Despite 96% of C-suite executives expecting AI to boost productivity, the study reveals that, 77% of employees using AI say it has added to their workload and created challenges in achieving the expected productivity gains. Not only is AI increasing the workloads of full-time employees, it’s hampering productivity and contributing to employee burnout.
They’ve got a guy at work whose job title is basically AI Evangelist. This is terrifying in that it’s a financial tech firm handling twelve figures a year of business-- the last place where people will put up with “plausible bullshit” in their products.
I grudgingly installed the Copilot plugin, but I’m not sure what it can do for me better than a snippet library.
I asked it to generate a test suite for a function, as a rudimentary exercise, so it was able to identify “yes, there are n return values, so write n test cases” and “You’re going to actually have to CALL the function under test”, but was unable to figure out how to build the object being fed in to trigger any of those cases; to do so would require grokking much of the code base. I didn’t need to burn half a barrel of oil for that.
I’d be hesitant to trust it with “summarize this obtuse spec document” when half the time said documents are self-contradictory or downright wrong. Again, plausible bullshit isn’t suitable.
Maybe the problem is that I’m too close to the specific problem. AI tooling might be better for open-ended or free-association “why not try glue on pizza” type discussions, but when you already know “send exactly 4-7-Q-unicorn emoji in this field or the transaction is converted from USD to KPW” having to coax the machine to come to that conclusion 100% of the time is harder than just doing it yourself.
I can see the marketing and sales people love it, maybe customer service too, click one button and take one coherent “here’s why it’s broken” sentence and turn it into 500 words of flowery says-nothing prose, but I demand better from my machine overlords.
Tell me when Stable Diffusion figures out that “Carrying battleaxe” doesn’t mean “katana randomly jutting out from forearms”, maybe at that point AI will be good enough for code.

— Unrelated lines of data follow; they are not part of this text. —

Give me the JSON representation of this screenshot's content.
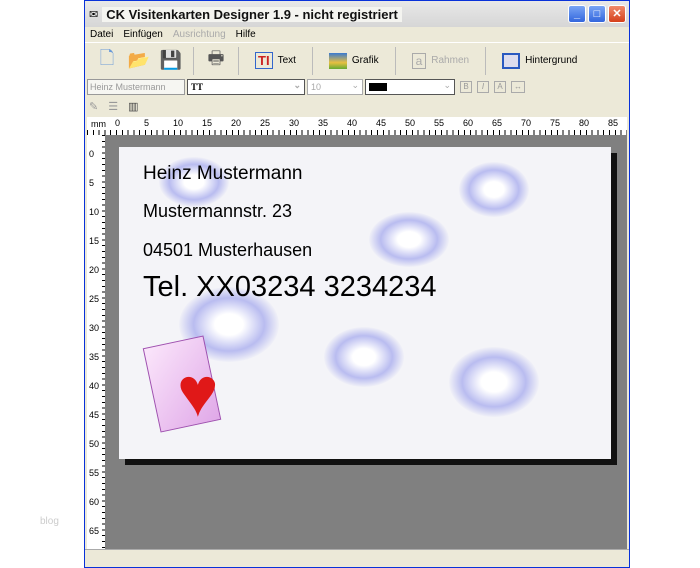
{
  "window": {
    "title": "CK Visitenkarten Designer 1.9 - nicht registriert"
  },
  "menu": [
    "Datei",
    "Einfügen",
    "Ausrichtung",
    "Hilfe"
  ],
  "toolbar": {
    "text": "Text",
    "grafik": "Grafik",
    "rahmen": "Rahmen",
    "hintergrund": "Hintergrund"
  },
  "format": {
    "text_value": "Heinz Mustermann",
    "font_icon": "TT",
    "size": "10",
    "bold": "B",
    "italic": "I"
  },
  "ruler": {
    "unit": "mm",
    "h_ticks": [
      "0",
      "5",
      "10",
      "15",
      "20",
      "25",
      "30",
      "35",
      "40",
      "45",
      "50",
      "55",
      "60",
      "65",
      "70",
      "75",
      "80",
      "85"
    ],
    "v_ticks": [
      "0",
      "5",
      "10",
      "15",
      "20",
      "25",
      "30",
      "35",
      "40",
      "45",
      "50",
      "55",
      "60",
      "65"
    ]
  },
  "card": {
    "line1": "Heinz Mustermann",
    "line2": "Mustermannstr. 23",
    "line3": "04501 Musterhausen",
    "line4": "Tel. XX03234 3234234"
  },
  "watermark": "blog"
}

I, too, work in fintech. I agree with this analysis. That said, we currently have a large mishmash of regexes doing classification and they aren’t bulletproof. It would be useful to see about using something like a fine-tuned BERT model for doing classification for transactions that passed through the regex net without getting classified. And the PoC would be would be just context stuffing some examples for a few-shot prompt of an LLM and a constrained grammar (just the classification, plz). Because our finance generalists basically have to do this same process, and it would be nice to augment their productivity with a hint: “The computer thinks it might be this kinda transaction”

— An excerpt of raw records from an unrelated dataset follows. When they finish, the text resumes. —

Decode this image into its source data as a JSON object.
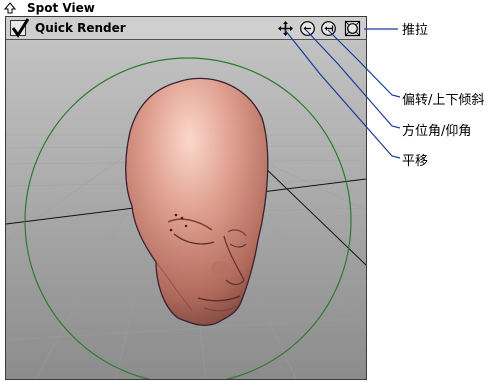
{
  "window": {
    "title": "Spot View"
  },
  "toolbar": {
    "quick_render_label": "Quick Render",
    "quick_render_checked": true
  },
  "icons": {
    "collapse": "triangle-up-icon",
    "pan": "move-arrows-icon",
    "azimuth_elevation": "rotate-circle-left-icon",
    "pan_tilt": "rotate-circle-right-icon",
    "dolly": "box-circle-icon"
  },
  "callouts": {
    "dolly": "推拉",
    "pan_tilt": "偏转/上下倾斜",
    "azimuth_elevation": "方位角/仰角",
    "pan": "平移"
  },
  "colors": {
    "callout_line": "#1a3a9a",
    "range_circle": "#2e7a2e",
    "floor_gradient_top": "#b8b8b8",
    "floor_gradient_bottom": "#8a8a8a",
    "head_skin": "#d89484"
  }
}
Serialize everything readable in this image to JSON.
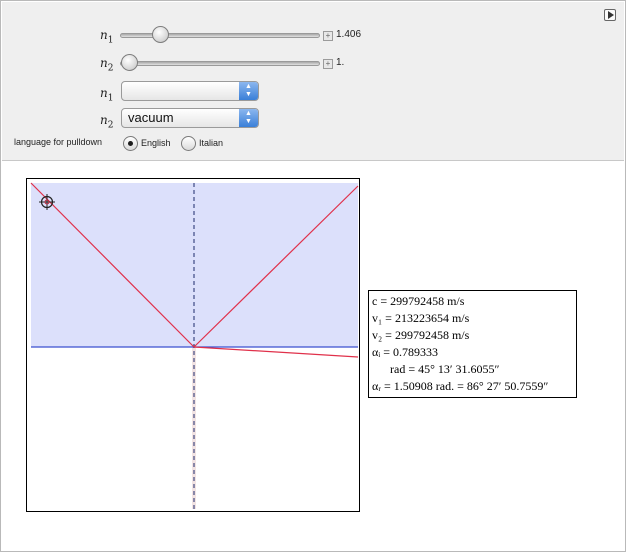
{
  "controls": {
    "n1": {
      "name": "n",
      "sub": "1",
      "value": "1.406",
      "fraction": 0.17
    },
    "n2": {
      "name": "n",
      "sub": "2",
      "value": "1.",
      "fraction": 0.0
    },
    "pulldown_n1": {
      "name": "n",
      "sub": "1",
      "selected": ""
    },
    "pulldown_n2": {
      "name": "n",
      "sub": "2",
      "selected": "vacuum"
    },
    "language": {
      "label": "language for pulldown",
      "options": [
        "English",
        "Italian"
      ],
      "selected": "English"
    }
  },
  "plot": {
    "upper_fill": "#dce0fb",
    "interface_color": "#3b4fcf",
    "ray_color": "#e0304a",
    "normal_color": "#1d2a6b"
  },
  "info": {
    "c": "c = 299792458 m/s",
    "v1": "v₁ = 213223654 m/s",
    "v2": "v₂ = 299792458 m/s",
    "alpha_i": "αᵢ = 0.789333",
    "alpha_i_dms": "rad = 45° 13′ 31.6055″",
    "alpha_r": "αᵣ = 1.50908 rad. = 86° 27′ 50.7559″"
  }
}
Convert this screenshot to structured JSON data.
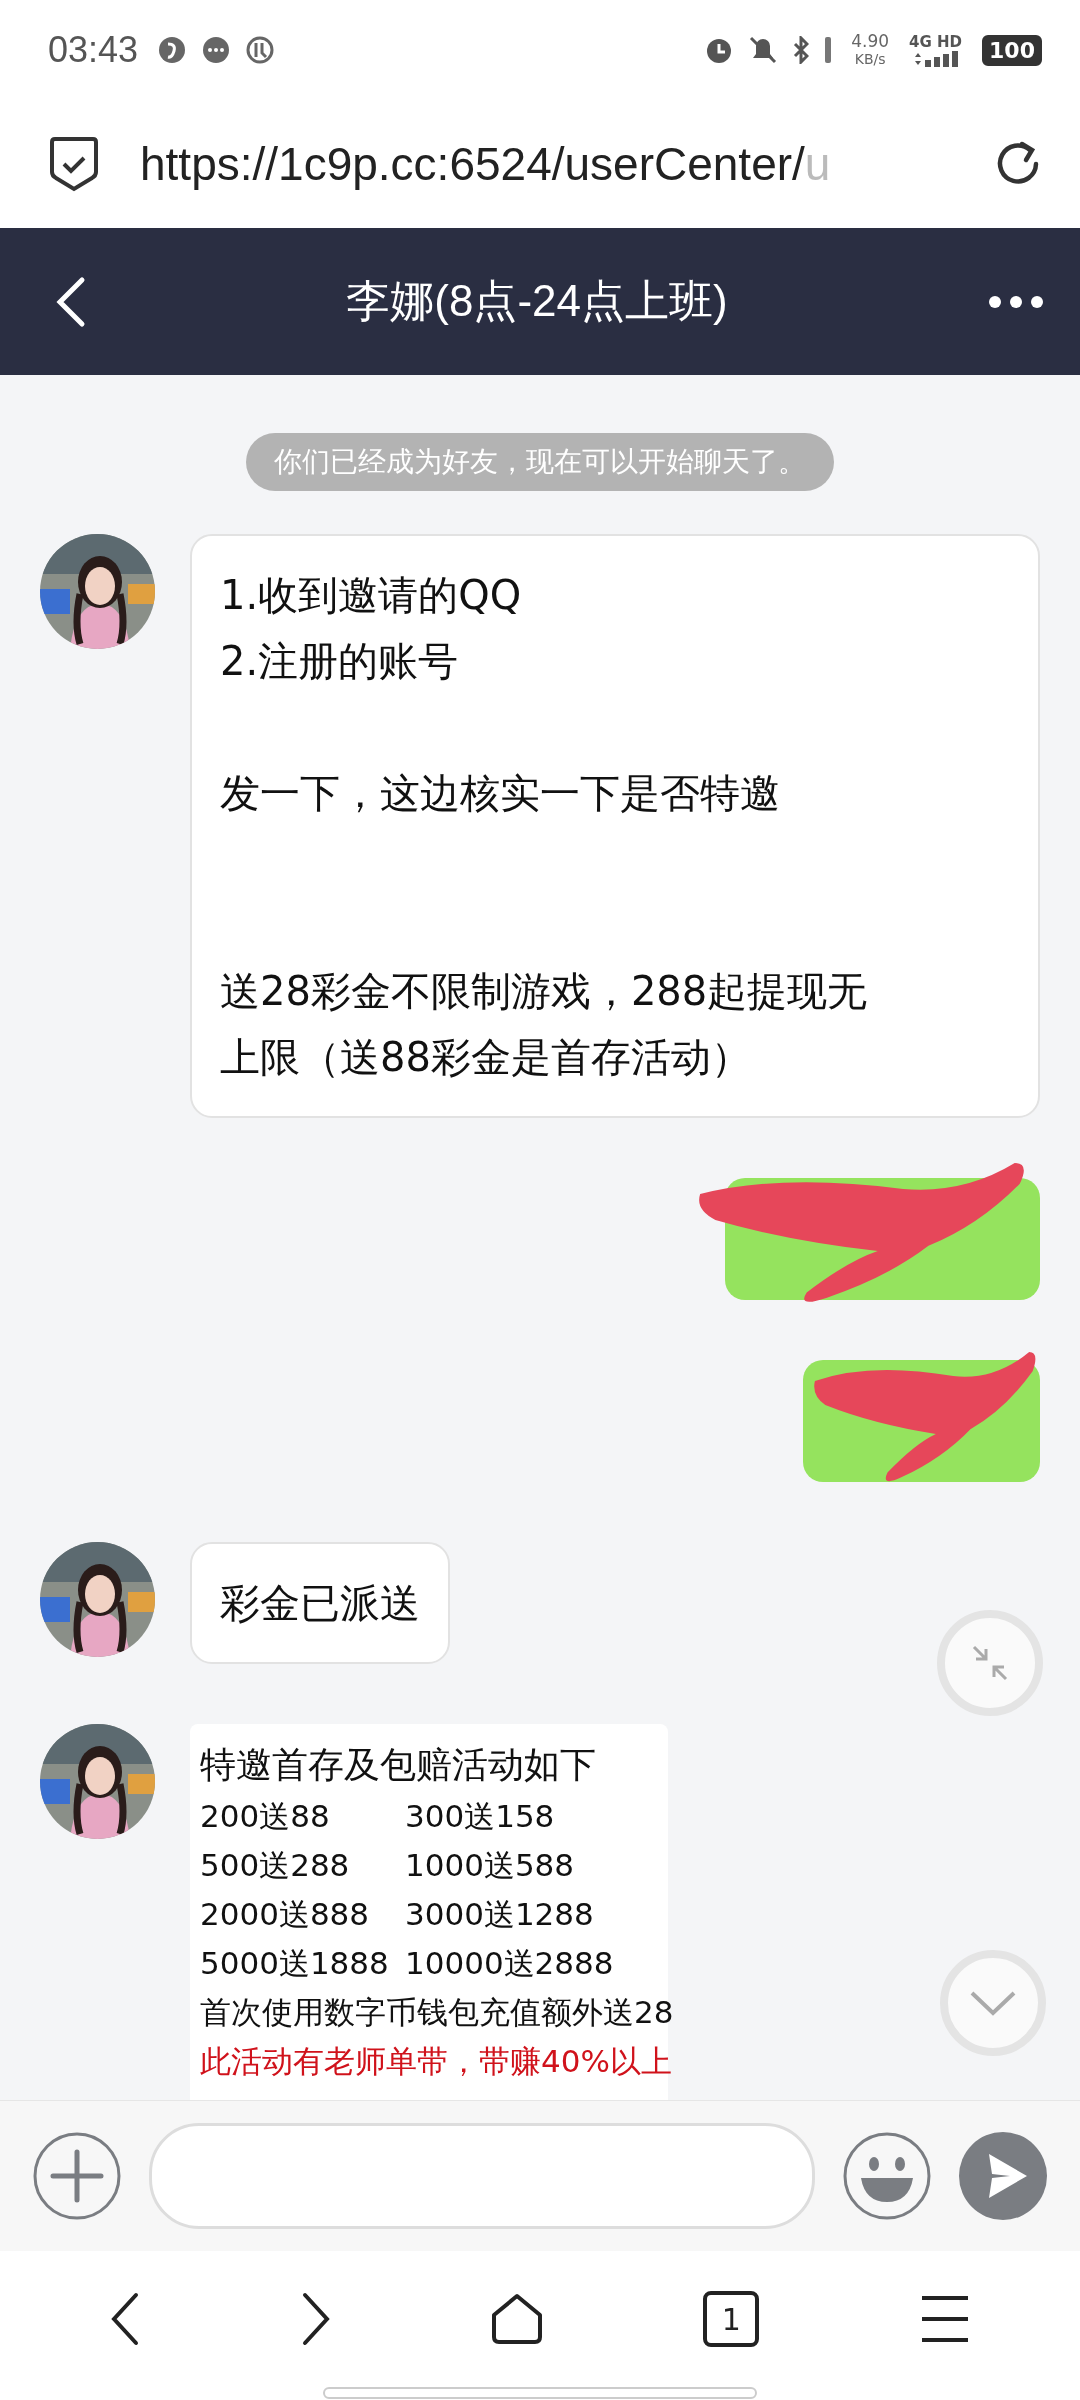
{
  "status_bar": {
    "time": "03:43",
    "speed": "4.90",
    "speed_unit": "KB/s",
    "network": "4G",
    "hd": "HD",
    "battery": "100"
  },
  "browser": {
    "url": "https://1c9p.cc:6524/userCenter/",
    "url_faded": "u"
  },
  "header": {
    "title": "李娜(8点-24点上班)"
  },
  "notice": "你们已经成为好友，现在可以开始聊天了。",
  "messages": [
    {
      "outgoing": false,
      "kind": "text",
      "paragraphs": [
        [
          "1.收到邀请的QQ",
          "2.注册的账号"
        ],
        [
          "发一下，这边核实一下是否特邀"
        ],
        [
          "送28彩金不限制游戏，288起提现无上限（送88彩金是首存活动）"
        ]
      ]
    },
    {
      "outgoing": true,
      "kind": "redacted"
    },
    {
      "outgoing": true,
      "kind": "redacted"
    },
    {
      "outgoing": false,
      "kind": "text",
      "paragraphs": [
        [
          "彩金已派送"
        ]
      ]
    },
    {
      "outgoing": false,
      "kind": "promo",
      "title": "特邀首存及包赔活动如下",
      "rows": [
        [
          "200送88",
          "300送158"
        ],
        [
          "500送288",
          "1000送588"
        ],
        [
          "2000送888",
          "3000送1288"
        ],
        [
          "5000送1888",
          "10000送2888"
        ]
      ],
      "note": "首次使用数字币钱包充值额外送28",
      "highlight": "此活动有老师单带，带赚40%以上"
    }
  ],
  "nav": {
    "tab_count": "1"
  }
}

It is suitable when you’re the one producing the bullshit and you only need it accepted.
Which is what people pushing for this are. Their jobs and occupations are tolerant to just imitating, so they think that for some reason it works with airplanes, railroads, computers.

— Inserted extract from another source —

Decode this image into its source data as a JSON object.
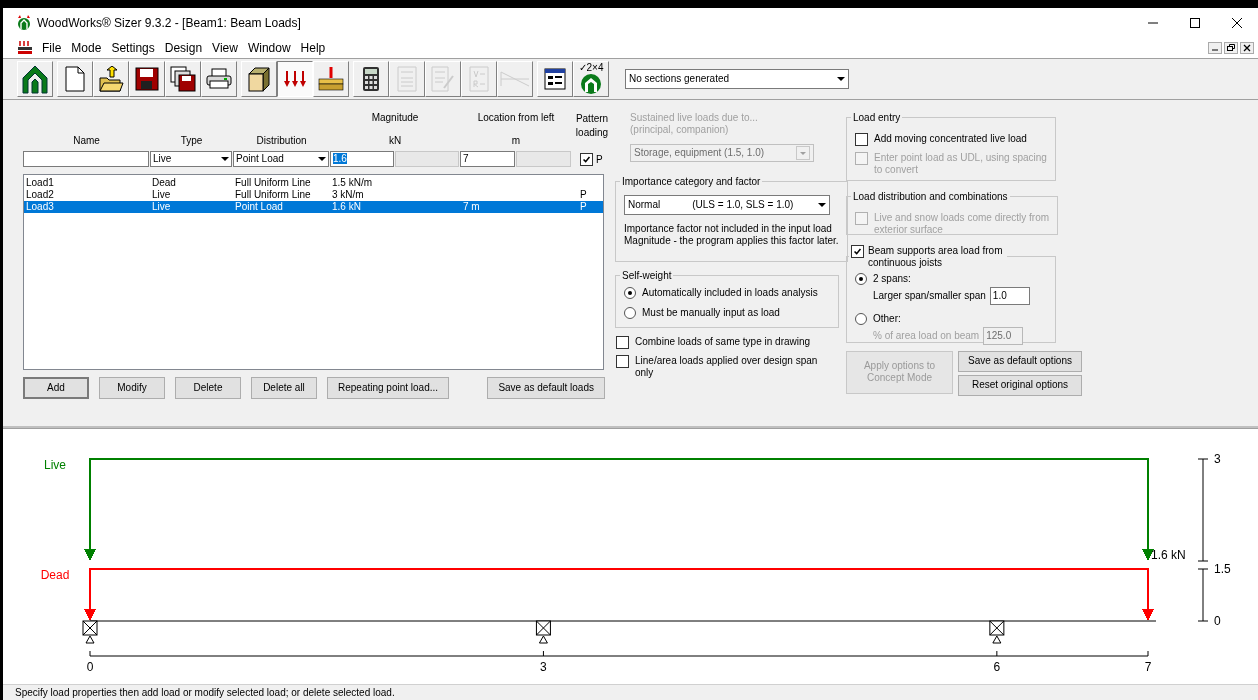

That’s why I have my doubts when people say it’s saving them a lot of time or effort. I suspect it’s planting bombs that they simply haven’t yet found. Like it generated code and the code seemed to work when they ran it, but it contains a subtle bug that will only be discovered later. And the process of tracking down that bug will completely wreck any gains they got from using the LLM in the first place.
Same with the people who are actually using it on human languages. Like, I heard a story of a government that was overwhelmed with public comments or something, so they were using an LLM to summarize those so they didn’t have to hire additional workers to read the comments and summarize them. Sure… and maybe it’s relatively close to what people are saying 95% of the time. But 5% of the time it’s going to completely miss a critical detail. So, you go from not having time to read all the public comments so not being sure what people are saying, to having an LLM give you false confidence that you know what people are saying even though the LLM screwed up its summary.